In between these two, he wrote “633 Days Inside: Lessons on Life and Leadership” about fasting and other techniques he developed while serving a sentence for bribery and conspiracy to commit wire fraud. While that conviction was later overturned, a retrial is set to begin on the charges this May.

This drama aside, Quadro is likely like to hear from potential PIPE and public SPAC investors through its de-SPACing process that simple value stories and pure plays are prized.

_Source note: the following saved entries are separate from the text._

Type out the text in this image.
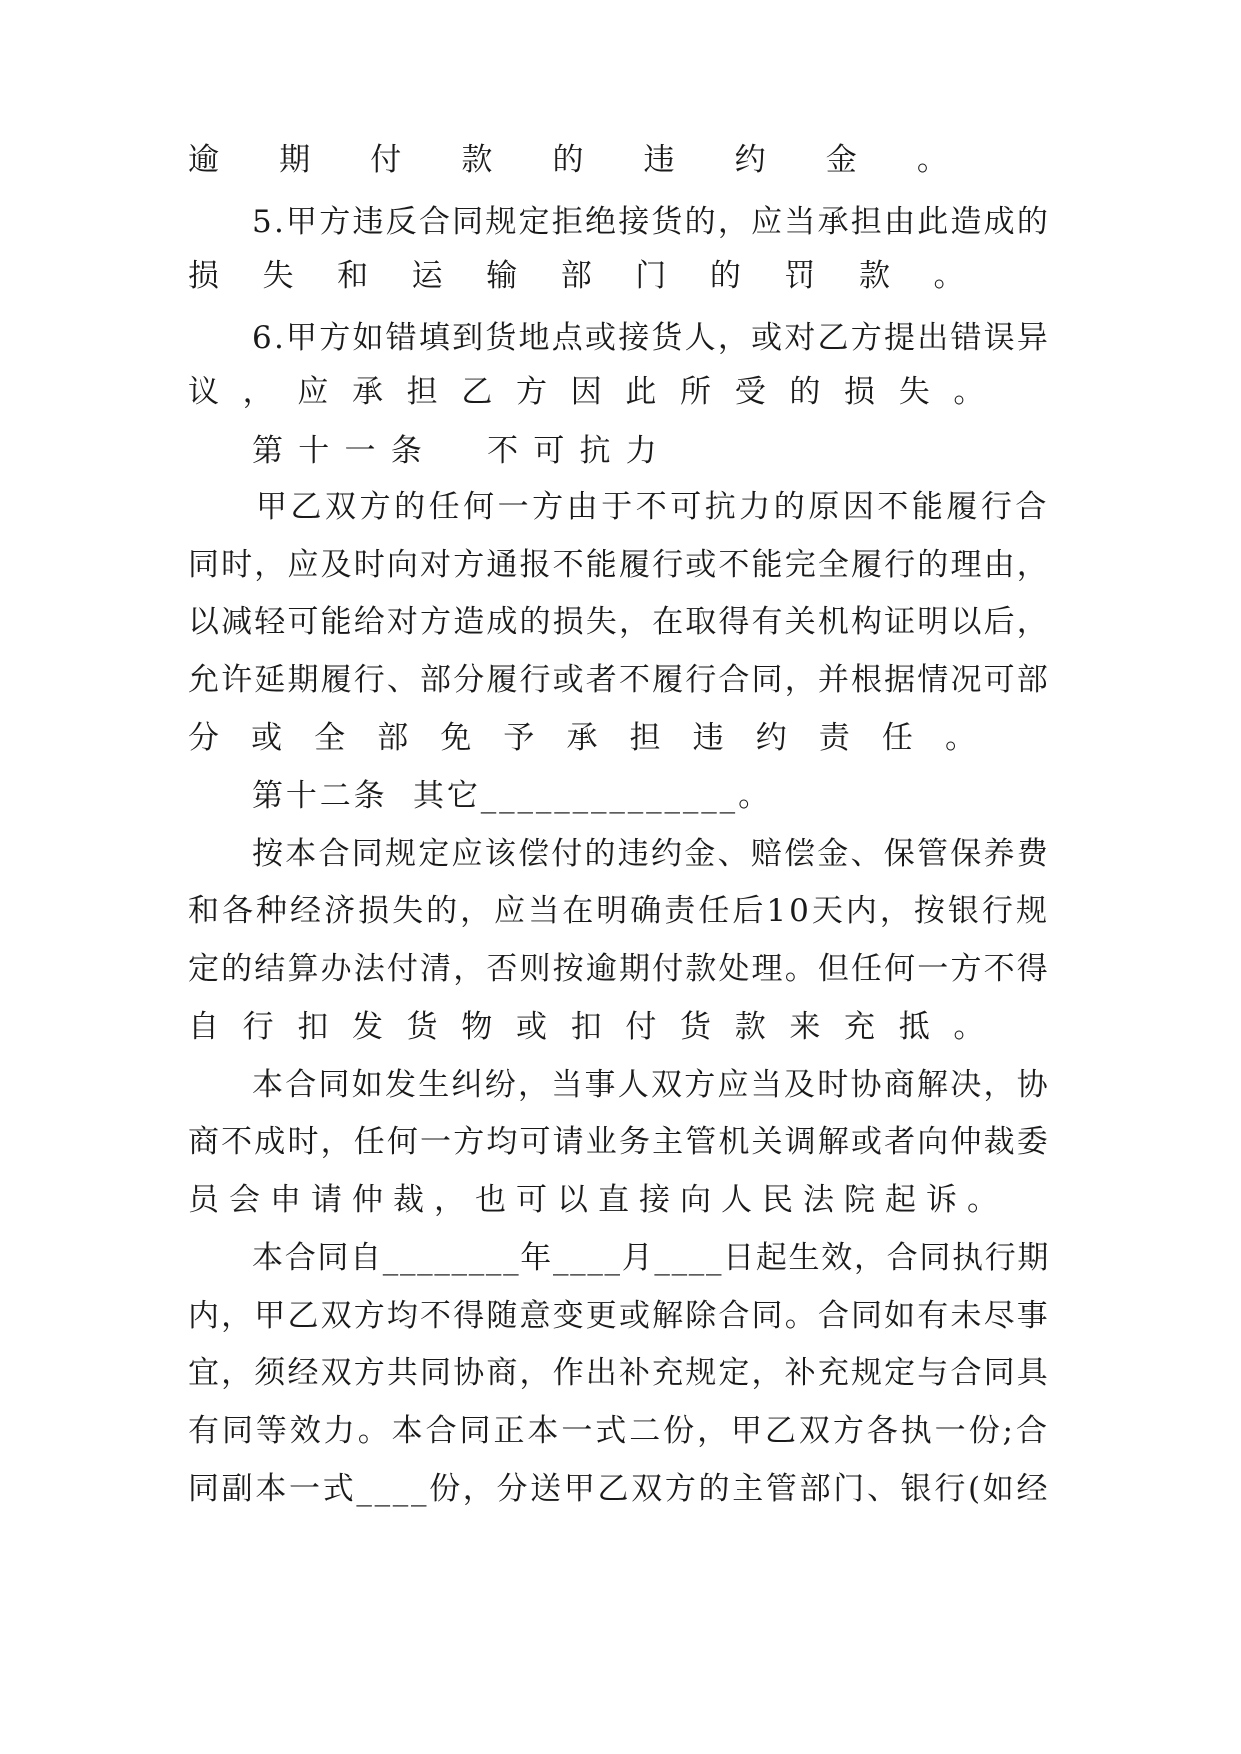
逾期付款的违约金。
5.甲方违反合同规定拒绝接货的，应当承担由此造成的
损失和运输部门的罚款。
6.甲方如错填到货地点或接货人，或对乙方提出错误异
议，应承担乙方因此所受的损失。
第十一条  不可抗力
甲乙双方的任何一方由于不可抗力的原因不能履行合
同时，应及时向对方通报不能履行或不能完全履行的理由，
以减轻可能给对方造成的损失，在取得有关机构证明以后，
允许延期履行、部分履行或者不履行合同，并根据情况可部
分或全部免予承担违约责任。
第十二条  其它______________。
按本合同规定应该偿付的违约金、赔偿金、保管保养费
和各种经济损失的，应当在明确责任后10天内，按银行规
定的结算办法付清，否则按逾期付款处理。但任何一方不得
自行扣发货物或扣付货款来充抵。
本合同如发生纠纷，当事人双方应当及时协商解决，协
商不成时，任何一方均可请业务主管机关调解或者向仲裁委
员会申请仲裁，也可以直接向人民法院起诉。
本合同自________年____月____日起生效，合同执行期
内，甲乙双方均不得随意变更或解除合同。合同如有未尽事
宜，须经双方共同协商，作出补充规定，补充规定与合同具
有同等效力。本合同正本一式二份，甲乙双方各执一份;合
同副本一式____份，分送甲乙双方的主管部门、银行(如经
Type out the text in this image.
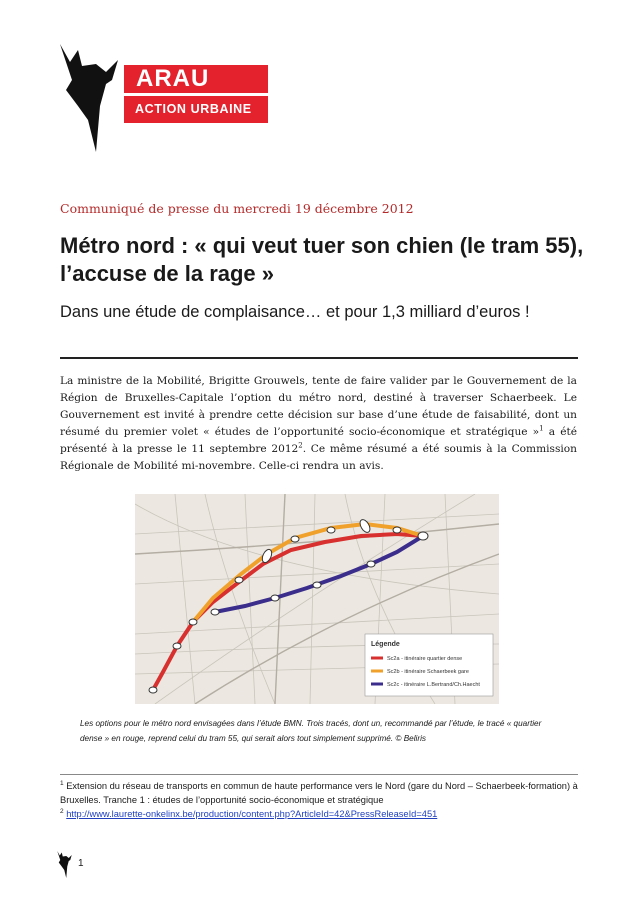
ARAU
ACTION URBAINE
Communiqué de presse du mercredi 19 décembre 2012
Métro nord : « qui veut tuer son chien (le tram 55), l’accuse de la rage »

Dans une étude de complaisance… et pour 1,3 milliard d’euros !

La ministre de la Mobilité, Brigitte Grouwels, tente de faire valider par le Gouvernement de la Région de Bruxelles-Capitale l’option du métro nord, destiné à traverser Schaerbeek. Le Gouvernement est invité à prendre cette décision sur base d’une étude de faisabilité, dont un résumé du premier volet « études de l’opportunité socio-économique et stratégique »$^1$ a été présenté à la presse le 11 septembre 2012$^2$. Ce même résumé a été soumis à la Commission Régionale de Mobilité mi-novembre. Celle-ci rendra un avis.

Légende
Sc2a - itinéraire quartier dense
Sc2b - itinéraire Schaerbeek gare
Sc2c - itinéraire L.Bertrand/Ch.Haecht

Les options pour le métro nord envisagées dans l’étude BMN. Trois tracés, dont un, recommandé par l’étude, le tracé « quartier dense » en rouge, reprend celui du tram 55, qui serait alors tout simplement supprimé. © Beliris

$^1$ Extension du réseau de transports en commun de haute performance vers le Nord (gare du Nord – Schaerbeek-formation) à Bruxelles. Tranche 1 : études de l’opportunité socio-économique et stratégique

$^2$ http://www.laurette-onkelinx.be/production/content.php?ArticleId=42&PressReleaseId=451

1
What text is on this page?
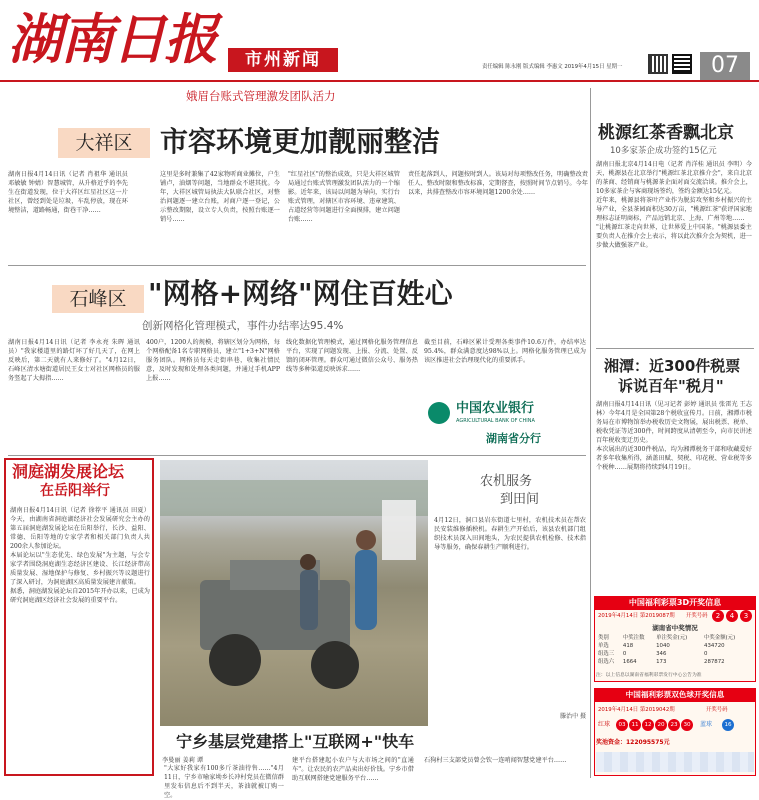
湖南日报	市州新闻	责任编辑 陈永刚 版式编辑 李惠文 2019年4月15日 星期一	07
娥眉台账式管理激发团队活力
大祥区 市容环境更加靓丽整洁
湖南日报4月14日讯（记者 肖祖华 通讯员 邓敏敏 钟婧）智慧城管，从升格近乎的李先生在街道发现，位于大祥区红星社区这一片社区，曾经到处是垃圾，车乱停放，现在环境整洁，道路畅通，街巷干净……
这里是多时兼集了42家物听商业摊位，户生铺卢，油烟等问题，当地群众不堪其扰。今年，大祥区城管局执法大队联合社区，对整治问题逐一建立台账，对商户逐一登记，公示整改期限，设立专人负责，按照台账逐一销号……
"红星社区"的整治成效，只是大祥区城管局通过台账式管理激发团队活力的一个缩影。近年来，该局以问题为导向，实行台账式管理，对辖区市容环境、违章建筑、占道经营等问题进行全面摸排，建立问题台账……
责任起落到人，问题按时到人。该局对每项整改任务，明确整改责任人、整改时限和整改标准，定期督查，按照时间节点销号。今年以来，共排查整改市容环境问题1200余处……
石峰区 "网格+网络"网住百姓心
创新网格化管理模式，事件办结率达95.4%
湖南日报4月14日讯（记者 李永亮 朱晖 通讯员）"我家楼道里的路灯坏了好几天了，在网上反映后，第二天就有人来修好了。"4月12日，石峰区清水塘街道居民王女士对社区网格员的服务竖起了大拇指……
400户，1200人的规模，将辖区划分为网格，每个网格配备1名专职网格员，建立"1+3+N"网格服务团队。网格员每天走街串巷，收集社情民意，及时发现和处理各类问题，并通过手机APP上报……
线化数据化管理模式，通过网格化服务管理信息平台，实现了问题发现、上报、分流、处置、反馈的闭环管理。群众可通过微信公众号、服务热线等多种渠道反映诉求……
截至目前，石峰区累计受理各类事件10.6万件，办结率达95.4%，群众满意度达98%以上。网格化服务管理已成为该区推进社会治理现代化的重要抓手。
中国农业银行
AGRICULTURAL BANK OF CHINA
湖南省分行
桃源红茶香飘北京
10多家茶企成功签约15亿元
湖南日报北京4月14日电（记者 肖洋桂 通讯员 李明）今天，桃源县在北京举行"桃源红茶北京推介会"，来自北京的茶商、经销商与桃源茶企面对面交流洽谈。推介会上，10多家茶企与客商现场签约，签约金额达15亿元。
近年来，桃源县将茶叶产业作为脱贫攻坚和乡村振兴的主导产业，全县茶园面积达30万亩，"桃源红茶"获评国家地理标志证明商标，产品远销北京、上海、广州等地……
"让桃源红茶走向世界，让世界爱上中国茶。"桃源县委主要负责人在推介会上表示，将以此次推介会为契机，进一步做大做强茶产业。
湘潭：近300件税票
诉说百年"税月"
湖南日报4月14日讯（见习记者 彭婷 通讯员 张雷光 王志林）今年4月是全国第28个税收宣传月。日前，湘潭市税务局在市博物馆举办税收历史文物展，展出税票、税单、税收凭证等近300件，时间跨度从清朝至今，向市民讲述百年税收变迁历史。
本次展出的近300件税品，均为湘潭税务干部和收藏爱好者多年收集所得，涵盖田赋、契税、印花税、营业税等多个税种……展期将持续到4月19日。
中国福利彩票3D开奖信息
2019年4月14日 第2019087期	开奖号码	2	4	3
湖南省中奖情况
类别	中奖注数	单注奖金(元)	中奖金额(元)
单选	418	1040	434720
组选三	0	346	0
组选六	1664	173	287872
注：以上信息以湖南省福利彩票发行中心公告为准
中国福利彩票双色球开奖信息
2019年4月14日 第2019042期	开奖号码
红球	03	11	12	20	23	30	蓝球	16
奖池资金：122095575元
洞庭湖发展论坛
在岳阳举行
湖南日报4月14日讯（记者 徐荐平 通讯员 田夏）今天，由湖南省洞庭湖经济社会发展研究会主办的第五届洞庭湖发展论坛在岳阳举行，长沙、益阳、常德、岳阳等地的专家学者和相关部门负责人共200余人参加论坛。
本届论坛以"生态优先、绿色发展"为主题，与会专家学者围绕洞庭湖生态经济区建设、长江经济带高质量发展、湿地保护与修复、乡村振兴等议题进行了深入研讨，为洞庭湖区高质量发展建言献策。
据悉，洞庭湖发展论坛自2015年开办以来，已成为研究洞庭湖区经济社会发展的重要平台。
农机服务
到田间
4月12日，洞口县岩东街道七里村，农机技术员在帮农民安装维修插秧机。春耕生产开始后，该县农机部门组织技术员深入田间地头，为农民提供农机检修、技术指导等服务，确保春耕生产顺利进行。
滕治中 摄
宁乡基层党建搭上"互联网+"快车
李曼丽 姜莉 谭
"大家好我家有100多斤茶油待售……"4月11日，宁乡市喻家坳乡长冲村党员在微信群里发布信息后不到半天，茶油就被订购一空。
建平台搭建起小农户与大市场之间的"直通车"。让农民的农产品卖出好价钱。宁乡市借助互联网搭建党建服务平台……
石狗村三支部党员曾会钦一连哨闻智慧党建平台……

But, the group appears to have something that the market craves above all else right now in actual earnings.

The investment professionals that have steered the Global Growth ship as it vacuumed up all of these subsidiaries have amassed about $5 billion in total assets for the group, according to its website.

If it is regularly turning out the $142 million in EBITDA annually that it appears to expect for 2023, then there is real value in the group.

The fact that the deal’s terms have chosen that EBITDA number as the midpoint at which Quadro will adjust the Group’s 208,715,500-share consideration, also means that it effectively values the company at 14.7x EBITDA.

Investors will have to parse whether that lines up with industry multiples once the parties provide more information on how much of its earnings is coming from which of its disparate branches and whether the group’s legal headaches are worth the risk.